Whether you call it passing out or having “a spell,” fainting is an unexpected scare that will happen to nearly one in three people at least once in their life. Although it’s common and people usually regain their consciousness quickly with no more damage than feeling a little disoriented and shaken up, fainting can be a sign of a more serious health condition.
So, what causes a person to faint? When there’s a sudden drop in blood pressure – say from standing up too quickly after lying down, being dehydrated or taking certain medications (e.g., blood pressure, depression, allergies) – blood flow to the brain is decreased.
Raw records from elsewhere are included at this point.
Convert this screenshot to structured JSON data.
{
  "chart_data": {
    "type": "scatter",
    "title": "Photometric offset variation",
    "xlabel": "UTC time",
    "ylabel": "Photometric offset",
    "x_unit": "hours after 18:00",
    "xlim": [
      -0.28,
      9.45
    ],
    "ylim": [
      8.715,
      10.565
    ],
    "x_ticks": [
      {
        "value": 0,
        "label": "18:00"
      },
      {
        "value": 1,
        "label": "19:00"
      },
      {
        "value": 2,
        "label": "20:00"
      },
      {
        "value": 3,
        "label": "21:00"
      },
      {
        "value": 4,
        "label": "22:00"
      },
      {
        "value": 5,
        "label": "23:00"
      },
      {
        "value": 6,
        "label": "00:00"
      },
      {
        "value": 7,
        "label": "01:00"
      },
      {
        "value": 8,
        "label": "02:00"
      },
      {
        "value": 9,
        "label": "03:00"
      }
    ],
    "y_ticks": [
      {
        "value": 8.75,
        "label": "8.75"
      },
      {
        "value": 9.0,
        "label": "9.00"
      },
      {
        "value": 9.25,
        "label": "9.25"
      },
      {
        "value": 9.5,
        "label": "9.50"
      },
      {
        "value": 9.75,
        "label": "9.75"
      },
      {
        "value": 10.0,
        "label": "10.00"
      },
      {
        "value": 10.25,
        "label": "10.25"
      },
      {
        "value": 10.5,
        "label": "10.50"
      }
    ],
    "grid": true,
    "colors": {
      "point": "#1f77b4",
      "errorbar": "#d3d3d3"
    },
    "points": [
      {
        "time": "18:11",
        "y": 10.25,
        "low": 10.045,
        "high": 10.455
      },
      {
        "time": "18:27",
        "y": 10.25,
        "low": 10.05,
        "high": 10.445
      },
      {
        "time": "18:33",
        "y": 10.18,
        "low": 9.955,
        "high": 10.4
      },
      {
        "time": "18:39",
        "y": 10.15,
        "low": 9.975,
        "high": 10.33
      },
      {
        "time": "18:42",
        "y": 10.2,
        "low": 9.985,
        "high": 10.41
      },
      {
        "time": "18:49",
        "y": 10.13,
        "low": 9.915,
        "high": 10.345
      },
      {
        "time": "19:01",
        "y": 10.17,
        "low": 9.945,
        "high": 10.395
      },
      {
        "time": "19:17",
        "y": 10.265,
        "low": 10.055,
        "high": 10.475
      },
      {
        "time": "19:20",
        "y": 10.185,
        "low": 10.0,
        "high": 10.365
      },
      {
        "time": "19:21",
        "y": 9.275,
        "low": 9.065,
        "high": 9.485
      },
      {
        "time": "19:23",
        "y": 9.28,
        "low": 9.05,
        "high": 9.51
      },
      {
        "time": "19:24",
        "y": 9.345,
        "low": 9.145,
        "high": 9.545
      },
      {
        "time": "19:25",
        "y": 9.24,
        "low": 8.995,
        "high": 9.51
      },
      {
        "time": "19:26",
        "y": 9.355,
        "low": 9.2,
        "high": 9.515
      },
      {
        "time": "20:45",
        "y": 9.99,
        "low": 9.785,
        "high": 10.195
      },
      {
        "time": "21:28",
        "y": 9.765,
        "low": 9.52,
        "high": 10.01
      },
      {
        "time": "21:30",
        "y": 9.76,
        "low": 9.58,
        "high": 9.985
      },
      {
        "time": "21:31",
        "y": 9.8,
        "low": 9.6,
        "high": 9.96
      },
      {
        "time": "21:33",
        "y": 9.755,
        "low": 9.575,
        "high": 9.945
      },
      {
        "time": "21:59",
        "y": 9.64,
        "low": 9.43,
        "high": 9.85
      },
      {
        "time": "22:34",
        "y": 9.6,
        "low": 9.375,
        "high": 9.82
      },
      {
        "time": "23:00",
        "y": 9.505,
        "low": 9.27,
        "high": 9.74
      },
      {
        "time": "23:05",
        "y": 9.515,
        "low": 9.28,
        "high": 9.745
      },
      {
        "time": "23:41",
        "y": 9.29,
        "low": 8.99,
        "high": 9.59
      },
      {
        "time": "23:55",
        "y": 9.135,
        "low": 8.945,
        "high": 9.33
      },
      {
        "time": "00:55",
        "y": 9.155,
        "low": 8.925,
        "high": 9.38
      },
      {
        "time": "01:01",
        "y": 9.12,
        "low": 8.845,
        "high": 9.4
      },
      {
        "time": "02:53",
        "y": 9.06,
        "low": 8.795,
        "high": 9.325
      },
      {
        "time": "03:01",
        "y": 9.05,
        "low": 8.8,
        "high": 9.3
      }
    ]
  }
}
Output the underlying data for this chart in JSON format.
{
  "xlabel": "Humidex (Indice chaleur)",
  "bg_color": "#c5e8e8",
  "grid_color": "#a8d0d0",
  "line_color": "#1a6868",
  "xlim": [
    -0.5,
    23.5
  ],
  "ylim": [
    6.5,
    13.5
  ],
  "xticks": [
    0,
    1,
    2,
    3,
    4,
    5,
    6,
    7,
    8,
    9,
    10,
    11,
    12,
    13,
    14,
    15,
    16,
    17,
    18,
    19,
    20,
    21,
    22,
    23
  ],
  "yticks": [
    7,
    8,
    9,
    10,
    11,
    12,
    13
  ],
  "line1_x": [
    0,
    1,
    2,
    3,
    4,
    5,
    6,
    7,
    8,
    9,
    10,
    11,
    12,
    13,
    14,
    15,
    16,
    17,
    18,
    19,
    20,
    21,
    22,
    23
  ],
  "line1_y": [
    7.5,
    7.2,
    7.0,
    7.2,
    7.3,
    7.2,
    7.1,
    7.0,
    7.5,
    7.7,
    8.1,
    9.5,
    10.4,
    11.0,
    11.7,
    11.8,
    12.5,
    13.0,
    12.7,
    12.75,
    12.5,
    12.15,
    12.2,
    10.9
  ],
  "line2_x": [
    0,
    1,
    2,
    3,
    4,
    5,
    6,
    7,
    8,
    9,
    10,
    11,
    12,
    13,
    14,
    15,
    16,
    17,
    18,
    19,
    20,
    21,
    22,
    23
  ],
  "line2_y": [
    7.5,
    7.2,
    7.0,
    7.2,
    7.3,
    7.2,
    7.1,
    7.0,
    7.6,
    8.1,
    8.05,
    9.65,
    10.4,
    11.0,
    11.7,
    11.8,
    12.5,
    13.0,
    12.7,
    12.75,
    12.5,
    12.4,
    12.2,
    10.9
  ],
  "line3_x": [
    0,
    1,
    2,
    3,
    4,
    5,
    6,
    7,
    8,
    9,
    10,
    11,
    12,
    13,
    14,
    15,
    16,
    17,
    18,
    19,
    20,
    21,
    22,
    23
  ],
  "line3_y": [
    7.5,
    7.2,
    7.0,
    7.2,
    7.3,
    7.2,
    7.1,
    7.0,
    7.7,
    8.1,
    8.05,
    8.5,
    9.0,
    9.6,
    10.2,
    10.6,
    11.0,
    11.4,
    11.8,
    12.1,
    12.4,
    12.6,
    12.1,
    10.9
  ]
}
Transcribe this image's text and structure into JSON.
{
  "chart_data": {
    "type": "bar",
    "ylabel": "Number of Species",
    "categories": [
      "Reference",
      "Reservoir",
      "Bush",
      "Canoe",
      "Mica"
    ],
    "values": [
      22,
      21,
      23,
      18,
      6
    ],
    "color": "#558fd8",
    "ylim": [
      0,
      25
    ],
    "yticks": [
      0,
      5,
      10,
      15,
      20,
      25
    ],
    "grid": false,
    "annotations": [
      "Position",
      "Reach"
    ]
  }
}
This can trigger a loss of consciousness and muscle control, which causes the fall to the ground. Signs that you may be close to fainting include:
- “Blacking out” – loss of vision
Some people faint at the sight of blood, or from some type of emotional stress or trauma. This type of fainting is the most common and is caused by a reaction in the brain, when the vagus nerve – the nerve that extends from the brain to the stomach – is overstimulated.
The use of alcohol, narcotics and antistamines can also cause you to pass out. Low blood sugar may also trigger an episode.
More serious, though less common, causes of fainting are problems with your heart that block the flow of blood and oxygen.
You are at an increased risk of fainting if you have any of these conditions:
- heart blockages
- irregular heartbeat (arrhythmia)
- anxiety or panic attacks
What to do if you faint
If you only had an isolated fainting incidence and are in pretty good health, there is little cause for concern. If you are having multiple fainting episodes, you should see your doctor or cardiologist to test if there’s an underlying medical condition. Treatment will depend on the doctor’s diagnosis.